Bracketed material. — The bracketed material was inserted by the compiler and is not part of the law.

Cross references. — For forfeiture on failure to comply with contract of purchase, see 19-7-19 NMSA 1978.

For forfeiture of agricultural or grazing leases, see 19-7-35 NMSA 1978.

For forfeiture procedure on violation of lease or other written instrument, see 19-7-50 NMSA 1978.

For forfeiture for defrauding state of royalties, see 19-8-1 NMSA 1978.

For forfeiture on failure to develop and operate mineral lands in workmanlike manner, see 19-8-13 NMSA 1978.

For forfeiture of certain mineral leases for violation thereof, see 19-8-27 NMSA 1978.

For forfeiture on failure to comply with coal lease, see 19-9-13 NMSA 1978.

For cancellation of oil and gas lease, see 19-10-20 NMSA 1978.

For forfeiture of timberlands purchase contract for failure to observe protective regulations, see 19-11-4 NMSA 1978.

For forfeiture of lease under Geothermal Resources Act, see 19-13-23 NMSA 1978.

Options on default. — Where the lessee of a grazing lease of public lands had defaulted on payments of notes, the commissioner had the option to look to lessee and endorsers for payment, and to the security of the lien on improvements, or cancel the lease.
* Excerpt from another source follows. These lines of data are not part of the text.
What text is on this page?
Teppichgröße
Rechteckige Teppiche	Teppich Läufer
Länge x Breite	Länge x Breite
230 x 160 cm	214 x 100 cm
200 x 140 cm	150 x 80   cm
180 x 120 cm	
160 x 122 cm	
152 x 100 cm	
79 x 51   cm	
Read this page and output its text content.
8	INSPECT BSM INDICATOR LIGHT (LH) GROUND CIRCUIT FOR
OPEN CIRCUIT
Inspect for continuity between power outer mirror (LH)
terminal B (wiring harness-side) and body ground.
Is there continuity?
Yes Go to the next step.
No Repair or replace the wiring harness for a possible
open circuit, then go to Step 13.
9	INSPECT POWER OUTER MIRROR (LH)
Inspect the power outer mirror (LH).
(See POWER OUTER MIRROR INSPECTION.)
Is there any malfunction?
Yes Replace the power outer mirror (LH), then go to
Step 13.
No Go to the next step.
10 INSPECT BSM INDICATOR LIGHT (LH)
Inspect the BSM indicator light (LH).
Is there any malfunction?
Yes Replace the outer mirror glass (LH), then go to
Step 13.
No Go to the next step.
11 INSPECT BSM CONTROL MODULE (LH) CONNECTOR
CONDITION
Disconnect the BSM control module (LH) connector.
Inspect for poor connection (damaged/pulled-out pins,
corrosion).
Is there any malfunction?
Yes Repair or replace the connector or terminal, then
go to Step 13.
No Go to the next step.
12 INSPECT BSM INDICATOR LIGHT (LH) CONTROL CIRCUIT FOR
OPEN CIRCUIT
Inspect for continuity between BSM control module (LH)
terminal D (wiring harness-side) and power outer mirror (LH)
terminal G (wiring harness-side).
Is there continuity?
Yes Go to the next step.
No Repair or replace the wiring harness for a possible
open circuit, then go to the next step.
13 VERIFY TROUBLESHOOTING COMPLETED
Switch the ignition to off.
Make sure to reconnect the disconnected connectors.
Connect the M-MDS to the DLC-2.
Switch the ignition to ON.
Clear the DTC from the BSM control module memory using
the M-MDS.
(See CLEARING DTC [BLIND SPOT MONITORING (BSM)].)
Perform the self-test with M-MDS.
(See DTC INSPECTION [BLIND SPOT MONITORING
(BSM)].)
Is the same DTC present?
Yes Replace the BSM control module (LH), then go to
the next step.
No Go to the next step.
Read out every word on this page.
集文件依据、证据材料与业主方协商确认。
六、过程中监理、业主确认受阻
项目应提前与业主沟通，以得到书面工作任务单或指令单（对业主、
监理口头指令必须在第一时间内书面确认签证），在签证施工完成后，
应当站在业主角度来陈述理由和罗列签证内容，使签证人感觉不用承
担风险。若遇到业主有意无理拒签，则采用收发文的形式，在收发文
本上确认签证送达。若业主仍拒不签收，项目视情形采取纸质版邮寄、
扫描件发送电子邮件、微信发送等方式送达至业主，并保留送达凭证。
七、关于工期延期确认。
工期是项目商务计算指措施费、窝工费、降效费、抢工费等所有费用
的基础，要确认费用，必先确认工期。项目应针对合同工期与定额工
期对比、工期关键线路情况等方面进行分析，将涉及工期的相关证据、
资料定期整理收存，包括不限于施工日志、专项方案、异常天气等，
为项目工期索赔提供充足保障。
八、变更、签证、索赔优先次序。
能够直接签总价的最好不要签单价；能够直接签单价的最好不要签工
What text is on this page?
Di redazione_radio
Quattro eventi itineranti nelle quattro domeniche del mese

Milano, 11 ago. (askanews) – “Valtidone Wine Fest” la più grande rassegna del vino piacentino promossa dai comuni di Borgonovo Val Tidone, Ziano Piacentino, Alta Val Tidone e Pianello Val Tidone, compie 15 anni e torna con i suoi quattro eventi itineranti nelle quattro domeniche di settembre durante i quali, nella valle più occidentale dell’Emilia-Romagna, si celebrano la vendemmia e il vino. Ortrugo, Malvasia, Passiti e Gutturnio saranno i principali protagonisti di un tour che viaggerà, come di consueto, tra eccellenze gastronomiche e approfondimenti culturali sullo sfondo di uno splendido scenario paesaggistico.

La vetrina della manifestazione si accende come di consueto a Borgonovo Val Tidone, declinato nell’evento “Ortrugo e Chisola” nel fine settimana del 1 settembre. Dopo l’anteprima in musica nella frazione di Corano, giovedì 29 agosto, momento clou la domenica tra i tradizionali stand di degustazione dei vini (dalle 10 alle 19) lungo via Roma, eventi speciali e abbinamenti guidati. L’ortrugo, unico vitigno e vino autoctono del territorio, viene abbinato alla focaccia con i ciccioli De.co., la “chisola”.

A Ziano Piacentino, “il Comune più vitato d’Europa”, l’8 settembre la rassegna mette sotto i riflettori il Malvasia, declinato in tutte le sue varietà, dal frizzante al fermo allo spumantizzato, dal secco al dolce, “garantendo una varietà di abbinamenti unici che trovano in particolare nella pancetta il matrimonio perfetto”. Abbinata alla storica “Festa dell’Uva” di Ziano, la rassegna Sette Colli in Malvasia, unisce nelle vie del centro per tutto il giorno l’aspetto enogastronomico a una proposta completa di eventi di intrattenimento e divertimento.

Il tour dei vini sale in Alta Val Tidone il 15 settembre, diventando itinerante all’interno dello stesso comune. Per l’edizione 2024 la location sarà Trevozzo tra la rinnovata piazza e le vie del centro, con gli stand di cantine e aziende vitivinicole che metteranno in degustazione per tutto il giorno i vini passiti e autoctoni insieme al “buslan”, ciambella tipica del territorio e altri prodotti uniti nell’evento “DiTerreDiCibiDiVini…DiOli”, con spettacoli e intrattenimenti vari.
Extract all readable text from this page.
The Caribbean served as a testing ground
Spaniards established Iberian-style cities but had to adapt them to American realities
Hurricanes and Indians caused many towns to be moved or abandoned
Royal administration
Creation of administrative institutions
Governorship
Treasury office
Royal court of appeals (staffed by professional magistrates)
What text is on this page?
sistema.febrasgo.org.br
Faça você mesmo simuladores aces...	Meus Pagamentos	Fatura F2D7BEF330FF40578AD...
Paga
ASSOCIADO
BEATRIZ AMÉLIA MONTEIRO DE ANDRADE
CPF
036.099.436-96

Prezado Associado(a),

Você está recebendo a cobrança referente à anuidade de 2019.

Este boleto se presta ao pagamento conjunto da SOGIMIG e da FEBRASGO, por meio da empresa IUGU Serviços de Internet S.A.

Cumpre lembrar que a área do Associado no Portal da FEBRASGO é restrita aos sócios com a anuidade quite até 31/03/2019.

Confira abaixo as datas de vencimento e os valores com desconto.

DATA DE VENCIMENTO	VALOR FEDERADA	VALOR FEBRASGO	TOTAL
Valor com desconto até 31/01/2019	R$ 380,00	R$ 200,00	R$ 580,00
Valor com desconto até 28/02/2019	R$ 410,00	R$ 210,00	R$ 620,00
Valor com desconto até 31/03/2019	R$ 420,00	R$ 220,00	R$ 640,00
An acceleration clause in the lease is within the power of the commissioner to insert. Raynolds v. Hinkle, 1933-NMSC-060, 37 N.M. 493, 24 P.2d 738.

Am. Jur. 2d, A.L.R. and C.J.S. references. — Subrogation of lessee in respect of liens superior to his lease, 1 A.L.R.2d 286.

Tenant's right to lien, in absence of agreement therefor, for improvements made on leased premises, 25 A.L.R.2d 885.

Compensation for improvements made or placed on premises of another by mistake, 57 A.L.R.2d 263.